Where Will Vein Treatment Be by the Year 2015

There have been significant advances in modern medicine over the past few years, and the varicose vein treatment segment is no exception. While the current modalities of vein treatment are all effective and proven, there always remains room for improvement as scientists, engineers, and physicians learn more and have access to better technology. The most common modalities of vein treatment currently are thermal ablation, either by endovenous laser or radiofrequency, or injection of a sclerosant into the vein.

Typically sclerotherapy is performed for smaller veins, such as spider veins, while endovenous ablative therapies (VenaCure EVLT® laser vein treatment or VNUS Closure™ radiofrequency treatment) are used in larger veins. There are multiple factors that will play a role in determining where the next standard of treatment will fall. It is a combination of economics and of patient outcomes. Ideally, improved patient outcomes would drive improved economics, but this, unfortunately, is not always the case when it comes to Medicare or other insurance.

Additionally, medical device and pharmaceutical companies must have appropriate financial resources to continue to invest heavily in developing and testing new methods of treatment, with the goal of constantly improving care while reducing costs. Endovenous thermal ablative techniques have been proven for years to be very effective, with very low risk, and minimal pain or down time post-procedure. However, they do require the delivery of tumescent anesthesia. This adds overall time to the procedure and may cause slight discomfort to some patients. A few new methods of treating varicose veins include non-thermal techniques that will not require tumescent anesthesia. These new methods are innovative yet most are based on the same basic science of ablating the veins rather than restoring or repairing the valves.

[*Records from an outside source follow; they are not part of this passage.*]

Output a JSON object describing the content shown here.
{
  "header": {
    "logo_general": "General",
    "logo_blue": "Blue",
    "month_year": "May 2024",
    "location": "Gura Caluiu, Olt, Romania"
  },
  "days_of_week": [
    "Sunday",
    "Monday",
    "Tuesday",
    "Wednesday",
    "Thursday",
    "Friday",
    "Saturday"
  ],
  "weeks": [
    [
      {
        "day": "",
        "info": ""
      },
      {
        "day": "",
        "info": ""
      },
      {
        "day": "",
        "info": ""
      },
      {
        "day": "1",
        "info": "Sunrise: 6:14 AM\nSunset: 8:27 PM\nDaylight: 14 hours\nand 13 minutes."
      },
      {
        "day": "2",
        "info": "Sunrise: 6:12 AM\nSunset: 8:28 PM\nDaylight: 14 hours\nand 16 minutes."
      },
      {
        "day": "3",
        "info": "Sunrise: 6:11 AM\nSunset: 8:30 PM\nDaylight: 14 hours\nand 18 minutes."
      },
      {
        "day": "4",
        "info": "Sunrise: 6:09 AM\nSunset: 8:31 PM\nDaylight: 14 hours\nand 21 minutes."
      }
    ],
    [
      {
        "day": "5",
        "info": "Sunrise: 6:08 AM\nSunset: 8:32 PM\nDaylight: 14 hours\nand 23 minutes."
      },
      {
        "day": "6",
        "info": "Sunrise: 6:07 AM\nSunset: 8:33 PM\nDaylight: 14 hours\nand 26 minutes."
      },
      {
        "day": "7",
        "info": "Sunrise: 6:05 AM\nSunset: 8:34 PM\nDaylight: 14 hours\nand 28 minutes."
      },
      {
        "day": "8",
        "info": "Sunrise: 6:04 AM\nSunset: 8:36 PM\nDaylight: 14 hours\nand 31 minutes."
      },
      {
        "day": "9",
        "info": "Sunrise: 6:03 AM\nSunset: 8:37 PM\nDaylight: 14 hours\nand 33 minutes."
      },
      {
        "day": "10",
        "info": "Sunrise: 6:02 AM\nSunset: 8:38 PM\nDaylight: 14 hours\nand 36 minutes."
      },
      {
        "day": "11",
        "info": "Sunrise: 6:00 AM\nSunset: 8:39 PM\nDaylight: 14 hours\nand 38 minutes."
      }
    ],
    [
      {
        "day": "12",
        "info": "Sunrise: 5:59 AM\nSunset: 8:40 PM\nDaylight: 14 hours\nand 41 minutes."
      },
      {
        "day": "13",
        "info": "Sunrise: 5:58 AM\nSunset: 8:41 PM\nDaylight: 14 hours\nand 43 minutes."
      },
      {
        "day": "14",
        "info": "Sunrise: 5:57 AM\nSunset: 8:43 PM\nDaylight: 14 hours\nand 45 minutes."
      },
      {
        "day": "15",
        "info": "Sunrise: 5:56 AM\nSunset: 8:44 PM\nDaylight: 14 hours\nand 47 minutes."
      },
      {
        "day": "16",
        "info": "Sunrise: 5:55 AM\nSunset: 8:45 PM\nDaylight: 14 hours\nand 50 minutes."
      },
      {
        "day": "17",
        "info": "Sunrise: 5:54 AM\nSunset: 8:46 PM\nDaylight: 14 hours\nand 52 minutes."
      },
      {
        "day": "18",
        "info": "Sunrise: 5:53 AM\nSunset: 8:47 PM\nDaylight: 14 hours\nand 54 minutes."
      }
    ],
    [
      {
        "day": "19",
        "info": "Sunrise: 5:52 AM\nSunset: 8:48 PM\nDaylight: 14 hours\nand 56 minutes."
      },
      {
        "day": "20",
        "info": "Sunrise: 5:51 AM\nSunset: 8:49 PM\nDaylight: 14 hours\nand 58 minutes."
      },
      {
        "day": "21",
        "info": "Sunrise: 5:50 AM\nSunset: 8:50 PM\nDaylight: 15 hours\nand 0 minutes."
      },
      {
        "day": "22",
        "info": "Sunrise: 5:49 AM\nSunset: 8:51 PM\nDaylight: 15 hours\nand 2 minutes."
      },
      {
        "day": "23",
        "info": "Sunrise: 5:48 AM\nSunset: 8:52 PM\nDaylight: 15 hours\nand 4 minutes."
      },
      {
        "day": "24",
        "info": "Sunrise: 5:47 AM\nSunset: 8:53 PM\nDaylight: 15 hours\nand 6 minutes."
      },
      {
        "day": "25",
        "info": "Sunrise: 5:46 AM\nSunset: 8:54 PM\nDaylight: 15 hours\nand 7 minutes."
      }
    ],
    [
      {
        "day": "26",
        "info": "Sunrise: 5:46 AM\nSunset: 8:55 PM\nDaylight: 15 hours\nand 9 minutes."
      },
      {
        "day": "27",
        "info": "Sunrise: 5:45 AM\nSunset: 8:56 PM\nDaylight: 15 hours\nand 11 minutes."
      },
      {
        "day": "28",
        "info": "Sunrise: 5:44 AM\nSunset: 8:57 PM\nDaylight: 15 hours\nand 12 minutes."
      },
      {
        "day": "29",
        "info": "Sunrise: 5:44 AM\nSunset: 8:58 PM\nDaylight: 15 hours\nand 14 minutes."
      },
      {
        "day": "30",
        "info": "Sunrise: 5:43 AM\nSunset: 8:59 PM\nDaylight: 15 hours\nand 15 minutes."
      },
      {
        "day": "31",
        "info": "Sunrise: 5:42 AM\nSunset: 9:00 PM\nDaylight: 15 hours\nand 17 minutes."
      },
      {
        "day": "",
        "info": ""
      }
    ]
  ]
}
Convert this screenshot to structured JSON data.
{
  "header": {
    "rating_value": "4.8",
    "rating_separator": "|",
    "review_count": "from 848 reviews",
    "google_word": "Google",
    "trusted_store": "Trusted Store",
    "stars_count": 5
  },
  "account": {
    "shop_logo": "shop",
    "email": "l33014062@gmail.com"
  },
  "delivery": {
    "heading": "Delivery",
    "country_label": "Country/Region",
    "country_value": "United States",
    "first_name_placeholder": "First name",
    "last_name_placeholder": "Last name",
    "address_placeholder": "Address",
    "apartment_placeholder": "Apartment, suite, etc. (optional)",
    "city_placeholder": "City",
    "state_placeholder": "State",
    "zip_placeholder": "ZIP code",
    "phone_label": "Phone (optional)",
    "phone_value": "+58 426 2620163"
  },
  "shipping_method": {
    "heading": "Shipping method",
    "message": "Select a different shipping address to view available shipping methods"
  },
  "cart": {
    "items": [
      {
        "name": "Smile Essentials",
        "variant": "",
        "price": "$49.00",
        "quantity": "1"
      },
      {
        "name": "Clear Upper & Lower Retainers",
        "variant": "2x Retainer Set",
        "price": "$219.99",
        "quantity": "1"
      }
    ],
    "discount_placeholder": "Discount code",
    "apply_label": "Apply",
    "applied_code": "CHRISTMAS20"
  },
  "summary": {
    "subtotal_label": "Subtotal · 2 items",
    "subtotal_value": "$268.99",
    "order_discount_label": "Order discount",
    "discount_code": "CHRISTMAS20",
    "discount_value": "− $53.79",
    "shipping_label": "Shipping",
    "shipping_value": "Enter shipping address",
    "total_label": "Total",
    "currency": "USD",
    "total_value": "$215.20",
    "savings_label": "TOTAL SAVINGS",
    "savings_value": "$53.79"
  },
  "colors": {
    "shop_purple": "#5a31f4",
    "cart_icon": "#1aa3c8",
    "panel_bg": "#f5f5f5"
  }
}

The V-Block device is being tested in Europe with initial success. This device is implanted into the vein and adjunctive sclerotherapy is administered after it is inserted.  It has a CE Mark approval, similar to FDA approval in the U.S., for use in the European Union. In its initial trial in humans after an average of 70 days of follow up, there were no DVTs reported and the great saphenous vein was successfully closed with no sign of venous reflux remaining. Another new treatment that has been generating some interest is essentially glue. It is called Cyanoacrylate Adhesive and has been used in other endovascular procedures in Europe for decades.  The use of this adhesive in varicose vein treatment is new and still must undergo substantial testing to truly validate the long-term efficacy and safety.

However, initial results do show that it is promising as an alternative to thermal ablation and offers the cost reduction of not requiring major capital equipment such as a radiofrequency or laser generator. One device is a new mechanochemical delivery mechanism for delivering a sclerosing agent typically used in sclerotherapy of smaller veins or spider veins into the larger veins that cause tortuous varicosities. The device, called Clarivein, was used with Sotradecol® sclerosant in initial studies. Pain scores, as reported by the patients, during this trial were very low.  Effectiveness after six months was good, but not yet as strong as existing ablative techniques.

While my colleagues and I continue to investigate new, improved methods of treating painful varicose veins and venous disease, we are still very pleased with the current modalities of thermal ablation with long-term, proven efficacy with minimal side effects reported. We are hopeful that Medicare will continue to recognize that these treatments are necessary to prevent debilitating and limb or even life threatening complications.